Victor ran down the list: polypeptide synthesizers, scintillation counters, centrifuges, electron microscope . .
.
“Electron microscope!” Victor yelled. “How the hell did that vanish? How did this guy get the equipment off-site, much less fence it? I mean the market for a hot electron microscope has to be small.” Victor looked at Colleen questioningly. In his mind’s eye he saw the van parked in Gephardt’s driveway.
“You’ve got me,” was all she could offer.
“It’s a disgrace that he was able to get away with it for so long. It certainly says something about our accounting methods and our security.”
By eleven-thirty Victor was finally able to slip out the back of his office and walk over to his lab. The morning’s administrative work had only agitated him to an even more exasperated state. But, stepping into his lab, he began to unwind. It was an immediate, almost reflexive response.
Research was the reason he’d started Chimera, not fussy paperwork.
Victor was walking to his lab office door when one of the technicians spotted him and hurried over. “Robert was looking for you,” she told him. “We were supposed to tell you as soon as we saw you.”
Victor thanked her and began to look for Robert. He found him back at the gel electrophoresis unit.
“Dr. Frank!” Robert said happily. “We had a positive on two of your samples.”
“You mean—” Victor asked.
“Both blood samples you gave me were positive for trace amounts of cephaloclor.”
Victor froze. For a moment he couldn’t even breathe. When he handed those samples over to Robert, he’d never expected a positive finding.

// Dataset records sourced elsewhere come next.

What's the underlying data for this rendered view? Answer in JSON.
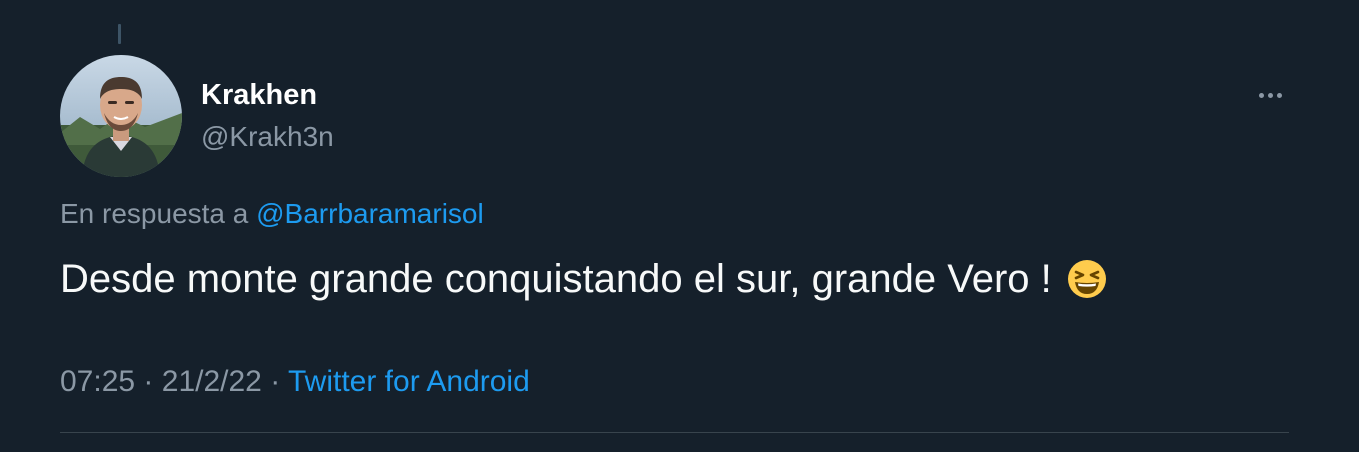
{
  "tweet": {
    "author": {
      "name": "Krakhen",
      "handle": "@Krakh3n",
      "avatar_icon": "user-photo-avatar"
    },
    "more_icon": "more-horizontal-icon",
    "reply_prefix": "En respuesta a",
    "reply_to": "@Barrbaramarisol",
    "text": "Desde monte grande conquistando el sur, grande Vero !",
    "emoji": "grinning-squinting-face-emoji",
    "time": "07:25",
    "separator": "·",
    "date": "21/2/22",
    "source": "Twitter for Android"
  },
  "colors": {
    "background": "#15202b",
    "primary_text": "#f7f9f9",
    "secondary_text": "#8b98a5",
    "link": "#1d9bf0",
    "divider": "#38444d"
  }
}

He was just doing it to be complete, like a medical student doing a standard work-up.
“Are you sure?” Victor voiced with some difficulty.
“That’s what Harry said,” said Robert. “And Harry’s pretty reliable. You didn’t expect this?”
“Hardly,” said Victor. He was already considering the implications if this were true. Turning to Robert he added,
“I want it checked.”
Without another word, Victor turned and went back to his lab office. In one of his desk drawers he had a small bottle of cephaloclor capsules. He took one out and walked back through the main lab, through the dissecting room, and into the animal room. There he selected two compatible smart rats, put them in a cage by themselves, and added the contents of the capsule to their water. He watched as the white powder dissolved, then hooked the water bottle to the side of the cage.
Leaving his Department of Development Biology, Victor walked down the long hall and up one flight to the Department of Immunology. He went directly to Hobbs.
“How are you doing now that you’re back to work?” Victor asked him.
“My concentration isn’t one hundred percent,” Hobbs admitted, “but it is much better for me to be here and busy.
I was going crazy at home. So was Sheila.”
“We’re glad to have you back,” Victor said. “I wanted to ask once more if there was any chance at all that your boy could have gotten some cephaloclor.”
“Absolutely not,” Hobbs said. “Why? Do you think that cephaloclor could have triggered the edema?”
“Not if he didn’t get any,” said Victor in a manner that conveyed case closed. Leaving a somewhat confused Hobbs in his wake, Victor set out for Accounting to question Murray.
His response was the same. There was no way that either child had been given cephaloclor.
On the way back to his lab, Victor passed the computer center. Entering, he sought out Louis and inquired about the evening’s plans.
“We’ll be ready,” Louis said. “The phone company representatives will be here around six to start setting up.
It’s just up to the hacker to log on and stay on. I’ll keep my fingers crossed.”
“Me too,” Victor said. “I’ll be in my lab. Have someone get in touch with me if he tries to tap in. I’ll come right over.”
“Sure thing, Dr. Frank.”
Victor continued on to his lab, trying to keep his thoughts steady. It wasn’t until he was sitting down at his desk that he allowed himself to consider the significance of cephaloclor in the two unfortunate toddlers’ bloodstreams.
Clearly the antibiotic had somehow been introduced. There was no doubt it had turned the NGF gene on, which when activated, would effectively stimulate the brain cells to the point at which they’d begin dividing. With closed skulls unable to expand, the swelling brain could swell only to a certain limit. Unchecked, the swelling would herniate the brainstem down into the spinal canal, as discovered in the children at the autopsy.
Victor shuddered. Since neither child could have gotten the cephaloclor by accident, and since both got it at apparently the same time, Victor had to assume that they’d both received the antibiotic in a deliberate attempt to kill them.
Victor rubbed his face roughly, then ran his fingers through his hair. Why would someone want to kill two extraordinary, prodigiously intelligent babies? And who?